Welcome to the homepage of my website!

Here you can read some of my newspaper columns on birds that appear every other Sunday in Stars Magazine of the Post Standard in Syracuse, NY. Recent columns published during the last few years are also available here, courtesy of the Post Standard.

Each column becomes available by clicking on the List of Columns link in the Table of Contents to the right. In that list the latest column is at the top.

Click on the of the date of the column you wish to read. It includes all the original material published in the newspaper. Sometimes there is also extra information on the subject of the column for the interested reader who wishes to learn more about it.

To get in touch with Ben Burtt:

  • Via Mail: Write to Ben Burtt, Stars Magazine, P.O. Box 4915, Syracuse, NY 13221
  • Via E-mail: Send message to features@syracuse.com. Be sure to put “For Ben Burtt” in the subject line.

The most recent column to be posted is directly below.

Seed and feeders for birds that eat seeds


By Benjamin P. Burtt

For the birds that eat seed I put out fine cracked corn, millet and niger seed as well as sunflower seed. Each seed is in a separate feeder or in a separate compartment of a given feeder.

There are a number of commercial feeders of various types available in stores that specialize in feed and feeders for birds. The feeders for dispensing seed include some that are hanging transparent plastic tubes filled with a given seed. They have holes in the sides with a perch just below each one so a bird can reach into the hole for seed.

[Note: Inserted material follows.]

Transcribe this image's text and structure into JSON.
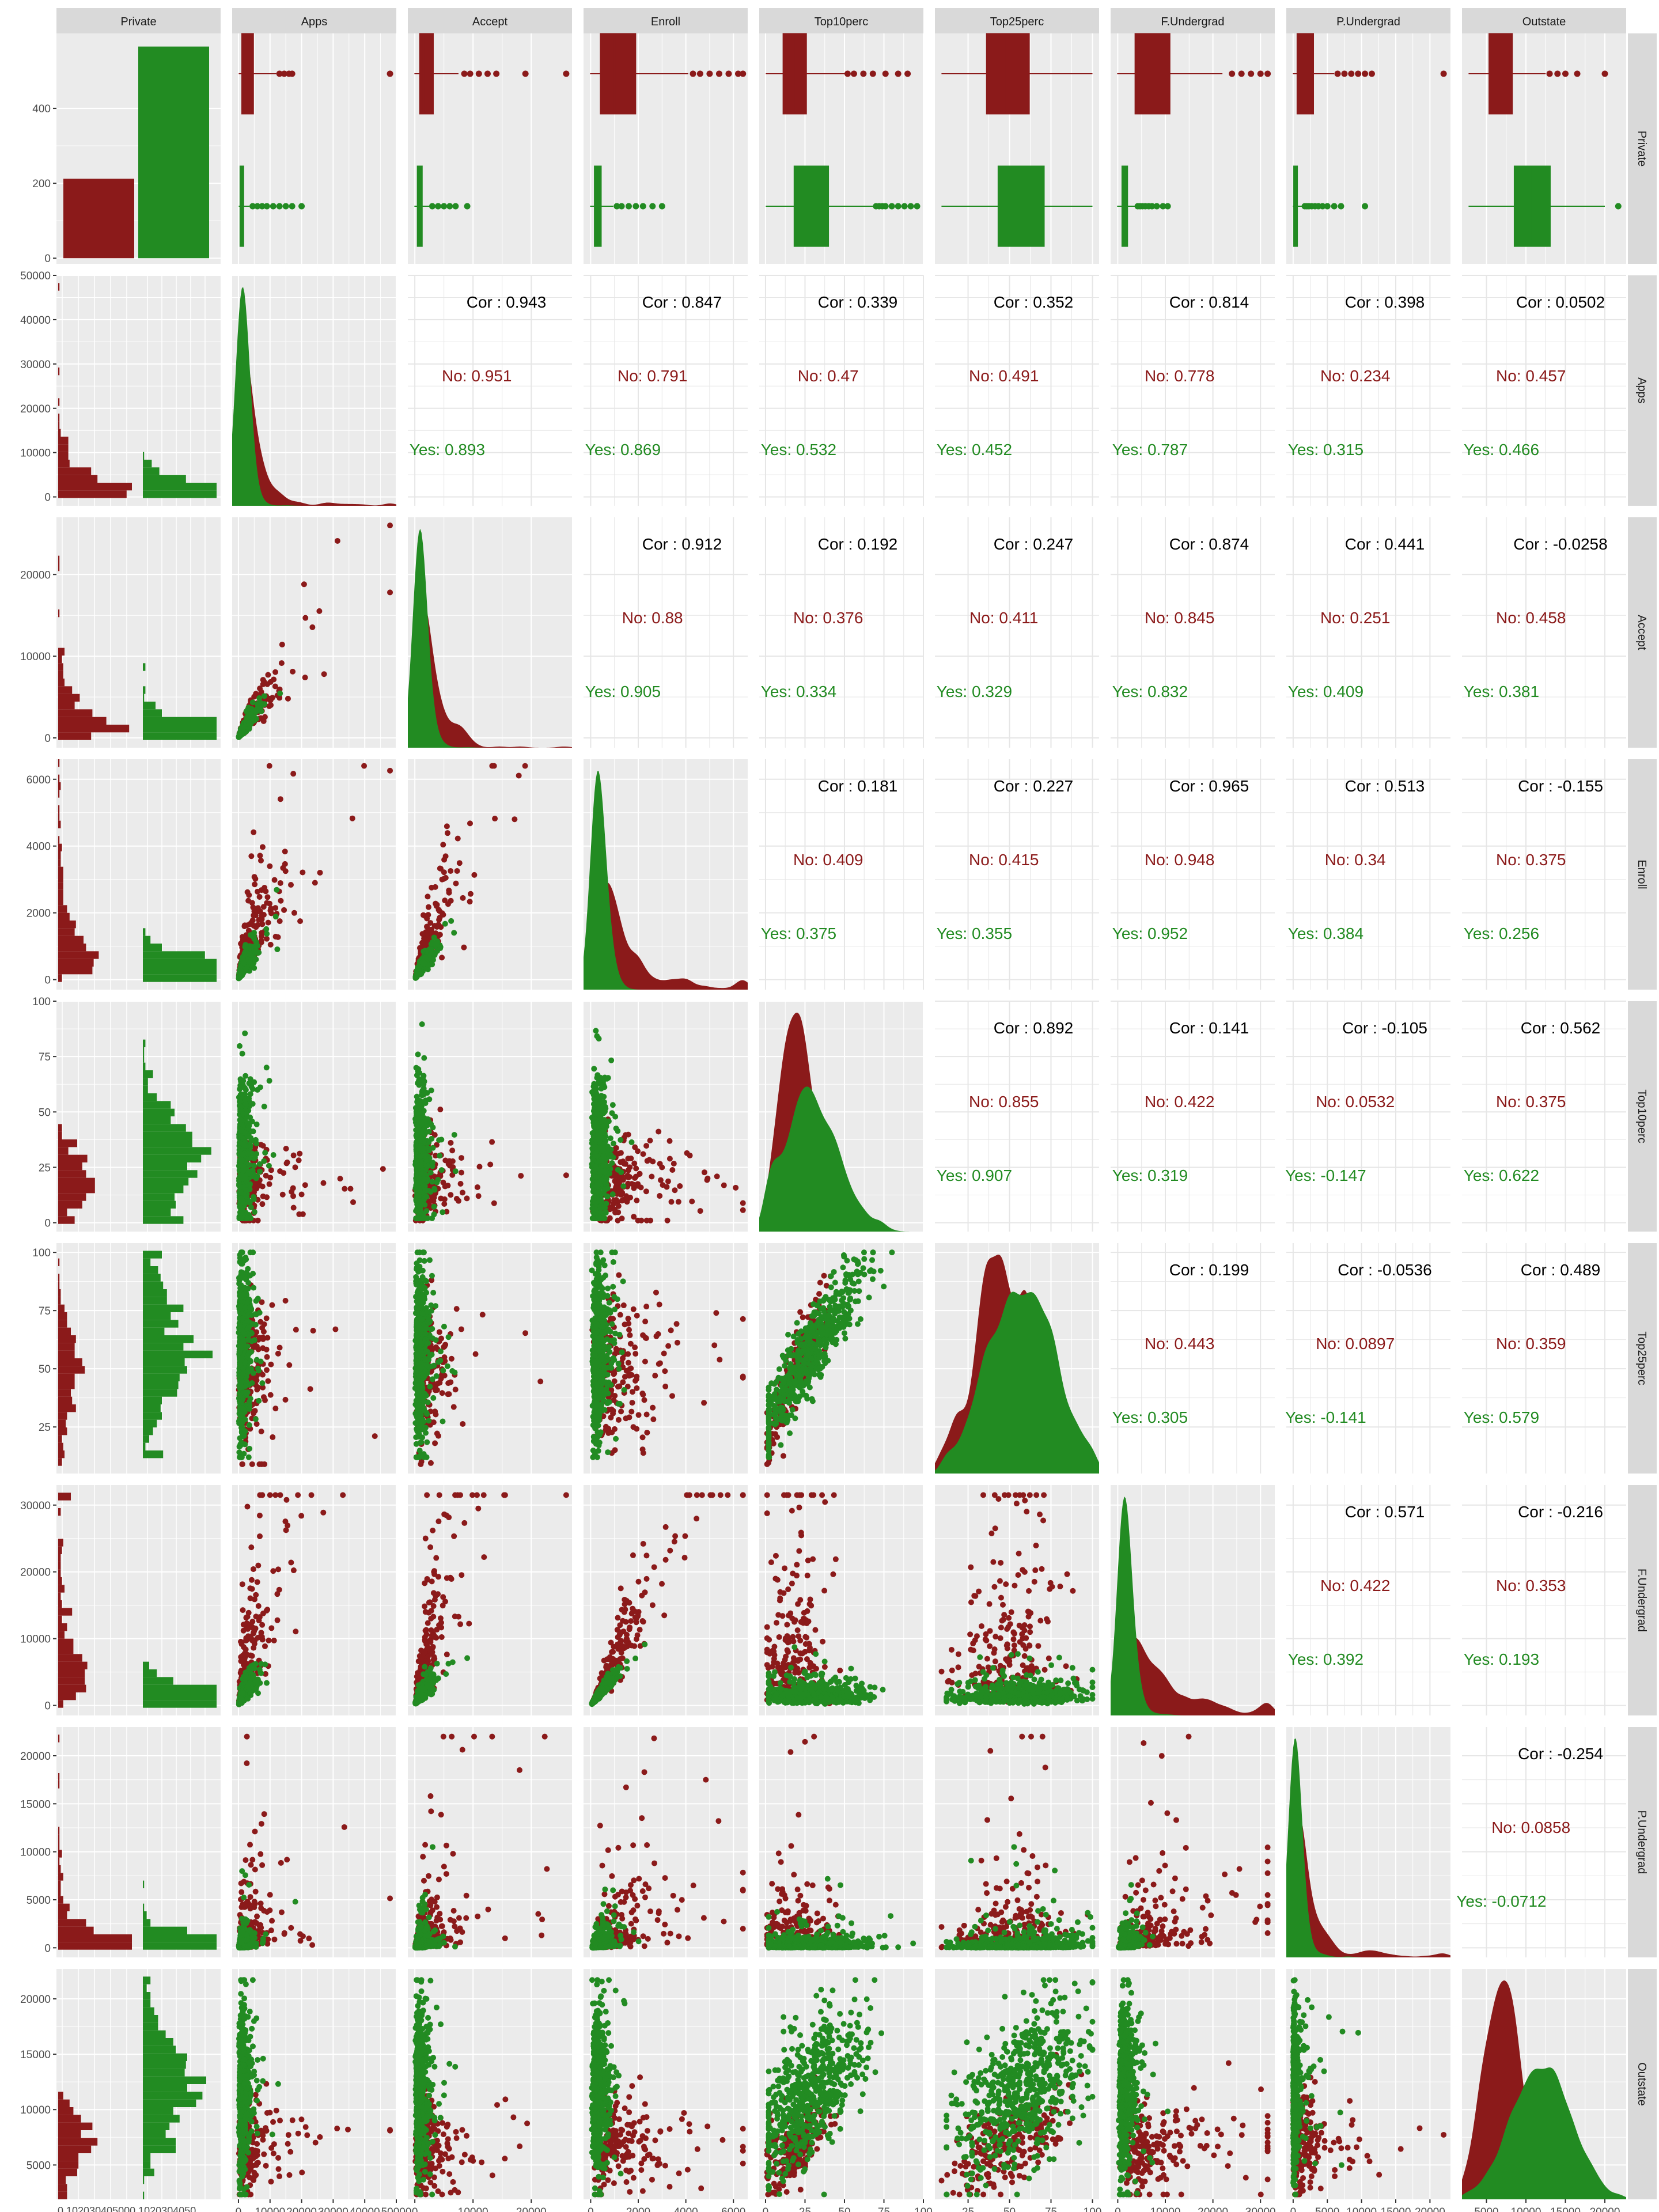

CAPTION: A large platform feeder like this will attract many more birds than a number of small feeders. Uncovered by a roof, the seed and birds feeding on the tray are visible to those flying by. A hopper in the center keeps the seed dry, but allows some to flow out each of the four sides as birds consume it and scatter it about the tray. Compartments in the hopper allow you to offer up to 4 different types of seed.. (photo by B. Burtt).

Others have a hopper to keep the seed dry and a small tray across the front into which the seed flows. The birds perch on the edge of the little tray to eat. Most of these allow only a few birds to feed simultaneously.

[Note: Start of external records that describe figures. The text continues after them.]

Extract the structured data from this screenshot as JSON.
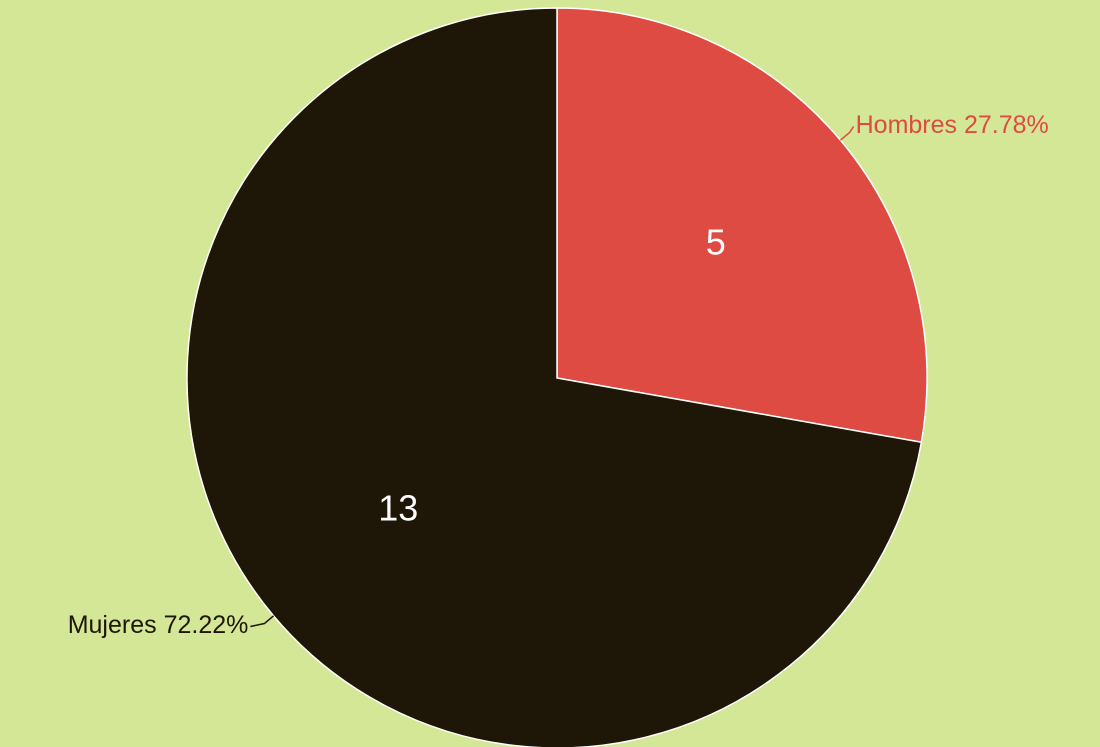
{
  "chart_data": {
    "type": "pie",
    "title": "",
    "slices": [
      {
        "label": "Hombres",
        "value": 5,
        "value_label": "5",
        "percent_label": "27.78%",
        "color": "#dd4b43"
      },
      {
        "label": "Mujeres",
        "value": 13,
        "value_label": "13",
        "percent_label": "72.22%",
        "color": "#1e1606"
      }
    ],
    "background": "#d4e796",
    "start_angle": "12 o'clock",
    "direction": "clockwise",
    "legend": "none"
  }
}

In addition to these manufactured feeders each yard should have one post mounted feeder without a roof that has a relatively large, open platform as shown in the photograph. Birds scatter the seed over the platform and birds flying by will see the seed and the birds feeding there. It brings in lots of birds for it is an advertisement that food is available there.

Generally you will need to construct this yourself or find someone who can make it for you.
The photograph shows a feeder that was first made to my specifications in 1965 by a retired cabinet maker. This large open tray was about three feet on a side There is enough “elbow room” so that many birds can feed together without conflict.

Note the hopper in the center. The roof lifts off and there are 4 compartments inside, each with a floor that slopes to a horizontal slot on the side of the hopper where the seed flows out. Above each slot is a very small overhanging eave which protects the slot from the rain.

The floor of the platform is made by installing a piece of aluminum or plastic fly screening on the frame for drainage.